Spierer era in viaggio d’affari in Europa, quando dalla sua città natale gli arrivò la notizia. Tornò immediatamente a Smirne. Confrontato con il caos sanguinario della città, aprì i suoi magazzini ai rifugiati affinché potessero nascondersi. Gli edifici erano sotto la protezione della bandiera svizzera. Ai soldati turchi fu ordinato di lasciare intatte le vite e le proprietà degli “europei”. Tuttavia, gran parte di loro fu in seguito vittima di rapine e roghi.

A seconda della fonte, Spierer riuscì a proteggere centinaia o migliaia di persone dalle persecuzioni. Insieme al fratello Charles, organizzò navi con le quali fece trasportare i rifugiati in Grecia a proprie spese.

Quando il fuoco si spostò dall’altra parte del mar Egeo, gran parte della città era ormai in macerie. La Smirne greca cessò di esistere, sostituita dalla turca Izmir. Anche i levantini, alcuni dei quali avevano vissuto nell’impero ottomano da generazioni, emigrarono per la maggior parte in Europa, tra questi c’era anche la famiglia Spierer.

Grande benefattore nazionale

Molti dei greci salvati da Spierer furono poi stabiliti nella Grecia settentrionale, dove la “Herman Spierer and Co.” possedeva numerose sedi. Spierer si assicurò che trovassero un lavoro presso la sua azienda. Sostenne finanziariamente vedove e orfani per molto tempo.

I greci non si dimenticarono del suo aiuto. Il vescovo greco di Smirne lo definì “grande benefattore nazionale”. Si dice che i rifugiati salvati abbiano portato la sua foto accanto alle immagini di santi.
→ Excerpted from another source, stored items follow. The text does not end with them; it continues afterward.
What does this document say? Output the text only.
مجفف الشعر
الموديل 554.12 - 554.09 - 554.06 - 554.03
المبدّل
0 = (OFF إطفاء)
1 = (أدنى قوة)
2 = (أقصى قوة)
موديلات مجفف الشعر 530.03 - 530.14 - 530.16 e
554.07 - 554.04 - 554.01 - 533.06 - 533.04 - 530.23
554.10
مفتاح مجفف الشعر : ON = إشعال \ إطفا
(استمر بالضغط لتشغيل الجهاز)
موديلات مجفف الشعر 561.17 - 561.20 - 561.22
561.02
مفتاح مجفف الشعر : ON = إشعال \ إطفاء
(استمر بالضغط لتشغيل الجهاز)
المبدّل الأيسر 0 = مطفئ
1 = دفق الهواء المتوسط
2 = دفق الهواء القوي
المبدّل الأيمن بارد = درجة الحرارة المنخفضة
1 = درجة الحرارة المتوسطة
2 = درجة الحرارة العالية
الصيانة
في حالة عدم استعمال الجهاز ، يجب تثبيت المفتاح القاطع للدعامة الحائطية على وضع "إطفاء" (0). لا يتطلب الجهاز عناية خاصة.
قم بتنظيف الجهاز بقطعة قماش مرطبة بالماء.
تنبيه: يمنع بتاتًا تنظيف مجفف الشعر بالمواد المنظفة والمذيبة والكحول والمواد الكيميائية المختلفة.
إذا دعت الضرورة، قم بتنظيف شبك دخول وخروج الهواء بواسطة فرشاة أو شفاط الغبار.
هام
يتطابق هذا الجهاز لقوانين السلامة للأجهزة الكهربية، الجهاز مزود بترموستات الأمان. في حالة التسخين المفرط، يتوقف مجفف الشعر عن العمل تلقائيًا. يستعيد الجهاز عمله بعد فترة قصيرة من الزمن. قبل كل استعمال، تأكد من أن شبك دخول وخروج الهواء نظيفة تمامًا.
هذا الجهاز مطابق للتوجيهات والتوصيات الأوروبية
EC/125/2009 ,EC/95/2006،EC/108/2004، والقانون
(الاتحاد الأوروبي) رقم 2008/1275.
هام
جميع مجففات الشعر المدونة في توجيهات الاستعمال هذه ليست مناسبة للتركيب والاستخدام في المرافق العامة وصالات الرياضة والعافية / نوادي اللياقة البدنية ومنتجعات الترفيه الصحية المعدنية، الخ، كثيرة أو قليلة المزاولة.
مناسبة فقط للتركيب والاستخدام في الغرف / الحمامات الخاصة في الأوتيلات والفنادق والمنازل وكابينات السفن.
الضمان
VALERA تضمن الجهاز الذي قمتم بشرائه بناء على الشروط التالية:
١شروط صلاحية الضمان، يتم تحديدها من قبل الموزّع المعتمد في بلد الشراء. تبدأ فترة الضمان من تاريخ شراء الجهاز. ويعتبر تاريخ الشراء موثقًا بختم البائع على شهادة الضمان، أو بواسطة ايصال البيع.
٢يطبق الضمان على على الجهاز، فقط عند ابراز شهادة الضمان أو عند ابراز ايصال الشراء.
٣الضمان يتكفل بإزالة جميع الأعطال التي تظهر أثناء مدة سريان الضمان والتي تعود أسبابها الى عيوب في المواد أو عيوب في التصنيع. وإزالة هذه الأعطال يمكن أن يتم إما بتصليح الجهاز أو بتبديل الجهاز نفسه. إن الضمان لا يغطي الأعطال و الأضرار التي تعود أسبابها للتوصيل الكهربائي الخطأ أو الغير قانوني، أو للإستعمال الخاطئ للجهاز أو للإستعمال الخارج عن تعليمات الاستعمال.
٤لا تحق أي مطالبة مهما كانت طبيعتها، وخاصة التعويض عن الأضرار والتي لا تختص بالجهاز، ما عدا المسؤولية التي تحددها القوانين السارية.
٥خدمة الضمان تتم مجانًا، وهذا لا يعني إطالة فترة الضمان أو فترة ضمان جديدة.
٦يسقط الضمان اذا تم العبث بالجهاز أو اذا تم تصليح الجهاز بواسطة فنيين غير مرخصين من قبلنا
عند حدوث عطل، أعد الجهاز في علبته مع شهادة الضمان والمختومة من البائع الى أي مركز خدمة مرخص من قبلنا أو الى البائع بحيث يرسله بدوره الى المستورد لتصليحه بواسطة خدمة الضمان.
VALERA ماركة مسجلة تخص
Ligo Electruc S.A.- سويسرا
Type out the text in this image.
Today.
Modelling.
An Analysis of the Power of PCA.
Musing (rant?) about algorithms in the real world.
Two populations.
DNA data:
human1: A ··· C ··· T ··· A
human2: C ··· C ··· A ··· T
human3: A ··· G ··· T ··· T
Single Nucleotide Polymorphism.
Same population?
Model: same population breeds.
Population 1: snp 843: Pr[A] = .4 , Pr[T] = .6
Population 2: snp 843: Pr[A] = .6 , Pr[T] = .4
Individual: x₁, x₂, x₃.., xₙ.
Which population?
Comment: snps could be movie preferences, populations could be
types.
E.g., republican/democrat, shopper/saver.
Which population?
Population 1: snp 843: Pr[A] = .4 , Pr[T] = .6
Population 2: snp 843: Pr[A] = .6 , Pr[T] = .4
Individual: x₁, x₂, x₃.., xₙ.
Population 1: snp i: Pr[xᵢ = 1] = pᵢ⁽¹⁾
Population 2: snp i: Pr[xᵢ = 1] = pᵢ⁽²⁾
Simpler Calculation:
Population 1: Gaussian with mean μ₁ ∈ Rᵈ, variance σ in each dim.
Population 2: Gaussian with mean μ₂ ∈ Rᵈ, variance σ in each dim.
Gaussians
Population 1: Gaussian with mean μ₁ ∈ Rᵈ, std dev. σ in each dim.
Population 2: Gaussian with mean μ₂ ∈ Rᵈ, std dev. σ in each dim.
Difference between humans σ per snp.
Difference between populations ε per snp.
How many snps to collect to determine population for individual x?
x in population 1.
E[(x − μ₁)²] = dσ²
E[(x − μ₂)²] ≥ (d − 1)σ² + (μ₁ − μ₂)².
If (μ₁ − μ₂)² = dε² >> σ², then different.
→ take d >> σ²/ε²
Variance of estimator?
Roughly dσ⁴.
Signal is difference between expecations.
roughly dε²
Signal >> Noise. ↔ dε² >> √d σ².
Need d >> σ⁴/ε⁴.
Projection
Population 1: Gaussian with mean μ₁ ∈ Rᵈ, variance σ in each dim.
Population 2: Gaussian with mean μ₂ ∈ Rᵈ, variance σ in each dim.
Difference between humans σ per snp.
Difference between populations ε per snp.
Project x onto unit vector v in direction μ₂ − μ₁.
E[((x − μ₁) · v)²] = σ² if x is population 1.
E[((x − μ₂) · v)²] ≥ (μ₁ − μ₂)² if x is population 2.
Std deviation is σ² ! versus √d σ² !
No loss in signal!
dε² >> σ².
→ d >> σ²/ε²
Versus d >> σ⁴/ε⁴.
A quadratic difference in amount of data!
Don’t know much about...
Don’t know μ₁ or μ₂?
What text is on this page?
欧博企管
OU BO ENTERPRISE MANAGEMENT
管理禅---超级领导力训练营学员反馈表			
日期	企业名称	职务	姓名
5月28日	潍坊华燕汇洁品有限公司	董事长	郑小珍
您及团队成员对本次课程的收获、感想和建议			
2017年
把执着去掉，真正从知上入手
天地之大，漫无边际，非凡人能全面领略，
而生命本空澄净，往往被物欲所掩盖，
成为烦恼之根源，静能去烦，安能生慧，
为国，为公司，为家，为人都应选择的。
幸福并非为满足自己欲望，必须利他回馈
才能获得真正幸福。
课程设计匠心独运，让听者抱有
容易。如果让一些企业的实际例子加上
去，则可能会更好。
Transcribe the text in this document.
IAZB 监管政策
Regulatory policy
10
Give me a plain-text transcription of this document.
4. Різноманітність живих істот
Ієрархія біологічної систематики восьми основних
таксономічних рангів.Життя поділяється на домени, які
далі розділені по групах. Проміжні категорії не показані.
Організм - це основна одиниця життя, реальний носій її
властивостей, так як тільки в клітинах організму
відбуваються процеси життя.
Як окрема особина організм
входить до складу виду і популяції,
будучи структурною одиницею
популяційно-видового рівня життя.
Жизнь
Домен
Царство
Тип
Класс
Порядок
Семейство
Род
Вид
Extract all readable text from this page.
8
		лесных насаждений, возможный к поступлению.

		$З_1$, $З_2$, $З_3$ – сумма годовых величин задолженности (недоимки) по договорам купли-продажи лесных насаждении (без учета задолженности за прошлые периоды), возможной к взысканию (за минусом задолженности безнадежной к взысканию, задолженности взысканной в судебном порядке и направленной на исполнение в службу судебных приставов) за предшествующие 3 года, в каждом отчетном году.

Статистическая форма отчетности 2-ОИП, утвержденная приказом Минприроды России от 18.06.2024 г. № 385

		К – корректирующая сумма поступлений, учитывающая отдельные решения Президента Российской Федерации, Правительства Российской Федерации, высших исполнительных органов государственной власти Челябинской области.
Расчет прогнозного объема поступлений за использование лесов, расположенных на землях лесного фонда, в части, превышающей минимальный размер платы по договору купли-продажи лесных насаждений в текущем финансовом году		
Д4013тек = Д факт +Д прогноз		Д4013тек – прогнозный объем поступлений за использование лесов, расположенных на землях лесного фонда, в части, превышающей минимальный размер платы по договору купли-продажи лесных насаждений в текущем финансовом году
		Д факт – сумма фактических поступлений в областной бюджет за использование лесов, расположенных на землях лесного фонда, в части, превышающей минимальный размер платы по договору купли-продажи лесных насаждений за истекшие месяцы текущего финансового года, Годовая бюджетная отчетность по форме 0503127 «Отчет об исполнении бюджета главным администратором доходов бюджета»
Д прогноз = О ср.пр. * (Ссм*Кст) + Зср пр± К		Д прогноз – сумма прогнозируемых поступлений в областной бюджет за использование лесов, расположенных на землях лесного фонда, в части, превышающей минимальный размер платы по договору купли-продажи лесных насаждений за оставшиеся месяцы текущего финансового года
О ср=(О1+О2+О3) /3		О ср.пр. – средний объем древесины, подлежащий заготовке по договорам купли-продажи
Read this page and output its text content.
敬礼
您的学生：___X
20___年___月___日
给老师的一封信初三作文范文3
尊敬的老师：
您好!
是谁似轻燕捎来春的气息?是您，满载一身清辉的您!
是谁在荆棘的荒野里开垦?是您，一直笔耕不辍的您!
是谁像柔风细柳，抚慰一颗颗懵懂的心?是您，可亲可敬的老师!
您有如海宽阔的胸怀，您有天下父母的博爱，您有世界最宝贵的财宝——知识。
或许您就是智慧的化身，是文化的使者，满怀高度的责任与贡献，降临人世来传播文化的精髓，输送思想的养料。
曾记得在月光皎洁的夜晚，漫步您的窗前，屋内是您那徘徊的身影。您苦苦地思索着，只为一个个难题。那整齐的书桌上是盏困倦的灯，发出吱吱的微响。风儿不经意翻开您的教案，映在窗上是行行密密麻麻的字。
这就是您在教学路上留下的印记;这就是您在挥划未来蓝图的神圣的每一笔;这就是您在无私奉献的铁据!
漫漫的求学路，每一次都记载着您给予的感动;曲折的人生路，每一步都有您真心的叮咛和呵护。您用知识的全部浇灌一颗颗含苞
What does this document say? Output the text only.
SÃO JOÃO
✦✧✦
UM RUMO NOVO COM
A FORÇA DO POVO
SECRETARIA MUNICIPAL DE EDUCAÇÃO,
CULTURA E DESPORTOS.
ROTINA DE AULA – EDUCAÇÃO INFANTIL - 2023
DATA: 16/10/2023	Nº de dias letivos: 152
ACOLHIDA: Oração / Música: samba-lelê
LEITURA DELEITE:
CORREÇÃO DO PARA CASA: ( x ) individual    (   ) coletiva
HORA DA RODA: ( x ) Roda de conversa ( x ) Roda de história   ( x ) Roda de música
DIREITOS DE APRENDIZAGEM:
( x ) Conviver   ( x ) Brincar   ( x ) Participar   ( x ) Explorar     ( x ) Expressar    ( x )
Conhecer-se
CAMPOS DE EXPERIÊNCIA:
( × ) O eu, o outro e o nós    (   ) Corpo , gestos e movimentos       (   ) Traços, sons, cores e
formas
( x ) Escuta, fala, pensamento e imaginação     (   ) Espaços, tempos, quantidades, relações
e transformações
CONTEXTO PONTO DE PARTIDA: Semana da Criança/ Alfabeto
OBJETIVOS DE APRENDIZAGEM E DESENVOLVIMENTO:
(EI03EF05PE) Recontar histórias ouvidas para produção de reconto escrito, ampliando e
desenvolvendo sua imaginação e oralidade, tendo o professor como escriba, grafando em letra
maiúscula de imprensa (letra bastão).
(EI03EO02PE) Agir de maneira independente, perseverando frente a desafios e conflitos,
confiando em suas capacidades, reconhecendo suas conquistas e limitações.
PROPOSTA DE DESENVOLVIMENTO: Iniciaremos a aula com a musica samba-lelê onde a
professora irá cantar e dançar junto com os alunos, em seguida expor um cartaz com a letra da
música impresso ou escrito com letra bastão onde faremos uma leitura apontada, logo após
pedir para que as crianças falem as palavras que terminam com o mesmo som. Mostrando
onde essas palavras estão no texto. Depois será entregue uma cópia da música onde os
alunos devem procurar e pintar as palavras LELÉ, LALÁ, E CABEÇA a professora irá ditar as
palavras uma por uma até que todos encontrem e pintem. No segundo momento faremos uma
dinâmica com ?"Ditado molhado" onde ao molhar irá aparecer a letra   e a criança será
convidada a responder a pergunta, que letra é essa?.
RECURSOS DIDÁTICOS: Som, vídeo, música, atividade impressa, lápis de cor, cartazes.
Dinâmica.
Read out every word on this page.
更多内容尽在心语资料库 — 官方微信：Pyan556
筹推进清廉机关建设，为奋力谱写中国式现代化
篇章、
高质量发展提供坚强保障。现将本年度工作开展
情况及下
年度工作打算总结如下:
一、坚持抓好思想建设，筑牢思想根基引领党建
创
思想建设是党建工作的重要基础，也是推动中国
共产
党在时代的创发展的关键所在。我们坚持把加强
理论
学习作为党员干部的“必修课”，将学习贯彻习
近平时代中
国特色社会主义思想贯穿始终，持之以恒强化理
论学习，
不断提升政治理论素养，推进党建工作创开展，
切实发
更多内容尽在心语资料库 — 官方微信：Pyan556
Spierer morì nel 1927 a Trieste, dove nel frattempo l’azienda di famiglia si era trasferita. Aveva solo 40 anni. La morte del rispettato filellenico fu ampiamente commentata dalla stampa greca dell’epoca. Oltre che per la sua opera filantropica, fu anche onorato per la sua attività economica, che creò i posti di lavoro di cui aveva urgente bisogno la Grecia settentrionale, economicamente problematica, e fece sì che il tabacco greco fosse esportato in numerosi paesi.

Simon, figlio di Herman Spierer, nato appena un anno prima della morte del padre, continuò la tradizione filantropica della famiglia. Nel 1943 fuggì dai nazisti a Ginevra. Sua madre e sua sorella morirono nei campi di concentramento. Anche Simon Spierer fece fortuna con il tabacco e grazie a questo iniziò a collezionare arte rara negli anni Ottanta. Divenne amico di Andy Warhol. Un anno prima della sua morte, avvenuta a Ginevra nel 2005, ha donato la sua “Foresta delle sculture” a un museo tedesco. La collezione comprendeva opere di Alberto Giacometti, Max Ernst, Max Bill e Hans Arp.